For the past several months, there has been significant volatility in the capital markets, particularly in the securities of large financial institutions and others affected by credit marketrelated volatility. Responding to concerns that some of the volatility may be due to manipulative activity, particularly the spreading of false rumors, the SEC has taken several unprecedented steps intended to preserve market integrity.
Increased Focus by Regulatory Authorities
On July 13, 2008, the SEC announced that it and other securities regulators would undertake examinations aimed at preventing the intentional spreading of false information intended to manipulate the prices of traded securities. These examinations are to be conducted by the SEC, as well as FINRA and NYSE Regulation.1 The SEC action follows a March 31 notice by FINRA, NYSE Regulation and participants of the Options Regulatory Surveillance Authority reminding industry participants of the prohibition against the circulation of rumors that might reasonably be expected to affect market conditions and advising such participants to review internal controls and procedures in respect of such activity.
Emergency Action in Respect of Short Selling
On July 15, 2008, facing what it characterized as a substantial threat of sudden and excessive fluctuations of securities prices generally and disruption in the functioning of the securities markets that could threaten fair and orderly markets, the SEC exercised its emergency powers to issue an order. The order provides that no person may effect a short sale in certain specified securities (see list of issuers in Appendix A) unless such person or its agent has borrowed or arranged to borrow the security or otherwise has the security available to borrow in inventory prior to effecting such short sale and delivers the security on the settlement date.2 The emergency order takes effect July 21, and will be effective at least through July 29. The period could be extended for up to 30 days in total.
Regulation SHO, the SEC’s rule on short selling, provides that a broker dealer may not accept a short sale order for an equity security from another person or effect a short sale in an equity security for its own account unless the broker dealer (i) has borrowed the security or entered into a bona fide arrangement to borrow the security (i.e. “borrow” the security) or (ii) has reasonable grounds to believe that the security can be borrowed so that it can be delivered on the date delivery is due (i.e. “locate” the security).

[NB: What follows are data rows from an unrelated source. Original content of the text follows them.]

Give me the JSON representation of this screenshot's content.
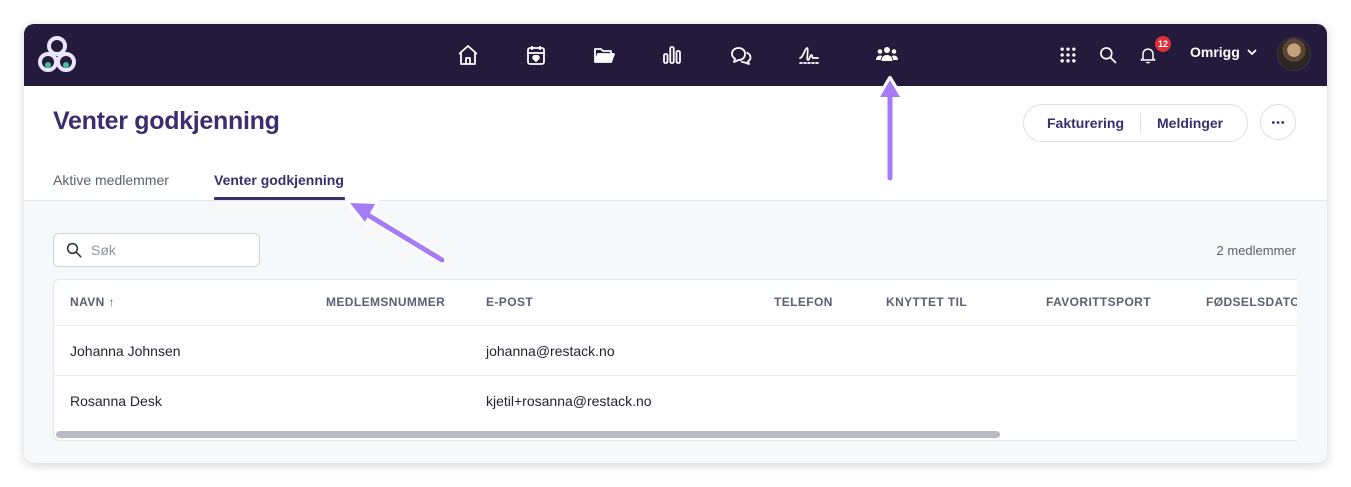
{
  "topbar": {
    "nav_icons": [
      "home-icon",
      "calendar-heart-icon",
      "folder-icon",
      "bar-chart-icon",
      "chat-icon",
      "signature-icon",
      "members-icon"
    ],
    "notification_count": "12",
    "org_name": "Omrigg"
  },
  "header": {
    "title": "Venter godkjenning",
    "actions": {
      "invoicing": "Fakturering",
      "messages": "Meldinger"
    },
    "tabs": {
      "active_members": "Aktive medlemmer",
      "pending": "Venter godkjenning"
    }
  },
  "toolbar": {
    "search_placeholder": "Søk",
    "member_count": "2 medlemmer"
  },
  "table": {
    "columns": {
      "name": "NAVN ↑",
      "member_number": "MEDLEMSNUMMER",
      "email": "E-POST",
      "phone": "TELEFON",
      "linked_to": "KNYTTET TIL",
      "favorite_sport": "FAVORITTSPORT",
      "birthdate": "FØDSELSDATO"
    },
    "rows": [
      {
        "name": "Johanna Johnsen",
        "email": "johanna@restack.no"
      },
      {
        "name": "Rosanna Desk",
        "email": "kjetil+rosanna@restack.no"
      }
    ]
  },
  "colors": {
    "topbar": "#241a3b",
    "accent": "#3b2e6e",
    "arrow": "#a57cf5"
  }
}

Currently, Regulation SHO exempts from the “borrow or locate” requirement short sales effected by a market maker in connection with bona-fide market making activities. As a result, market makers have not had to comply with this requirement in connection with their market making activities. While the emergency order is in effect, market participants, sellers and market makers will be required to “borrow” and not just “locate” shares prior to entering a short sale order. As a result, the order will effectively make it more difficult to sell short shares of the subject companies.
The companies identified in the SEC’s emergency order are Fannie Mae and Freddie Mac, two major mortgage intermediaries, and the “primary dealers” (those firms that are authorized to trade directly with the Federal Reserve). Primary dealers play an active role in the market for U.S. Treasury securities and in response to the subprime mortgage crisis were permitted to borrow at the Federal Reserve’s discount window. In promulgating the emergency order, the SEC expressed its concern that selling pressure on these financial institutions had the potential to significantly disrupt the U.S. capital markets.
The SEC can be expected to be particularly vigilant over the coming months, in respect of current as well as past manipulative activity, with violations triggering enforcement action. In April, the SEC charged a trader with securities fraud and market manipulation for intentionally disseminating a false rumor concerning The Blackstone Group's acquisition of Alliance Data Systems Corp (“ADS”). The SEC alleged that this false rumor (to the effect that the ADS board was to meet to consider a revised lower offer price for the acquisition), which was disseminated through instant messages to traders at brokerage firms and hedge funds, caused the price of ADS stock to plummet, and that the trader profited by short selling ADS stock and covering those sales as the price of ADS stock fell.3 The rumor netted the trader a profit of only $25,000, while the impact on the market was a 17% drop in stock price and an increase in trading volume of over 20 times the prior day’s level, followed by a temporary trading halt. The trader was subject to a fine and other penalties and banned from the industry for life.
Additional regulatory action may follow.
In response to the foregoing, in addition to advising traders of the existence and effect of the emergency order, compliance personnel at financial service firms and at hedge funds would be well-advised to review their applicable internal controls and procedures and to remind their trading desks of the level of concern on the part of regulators with respect to the spreading of false rumors and other manipulative activity generally and, particularly, affecting issuers that are subject to credit-market related volatility.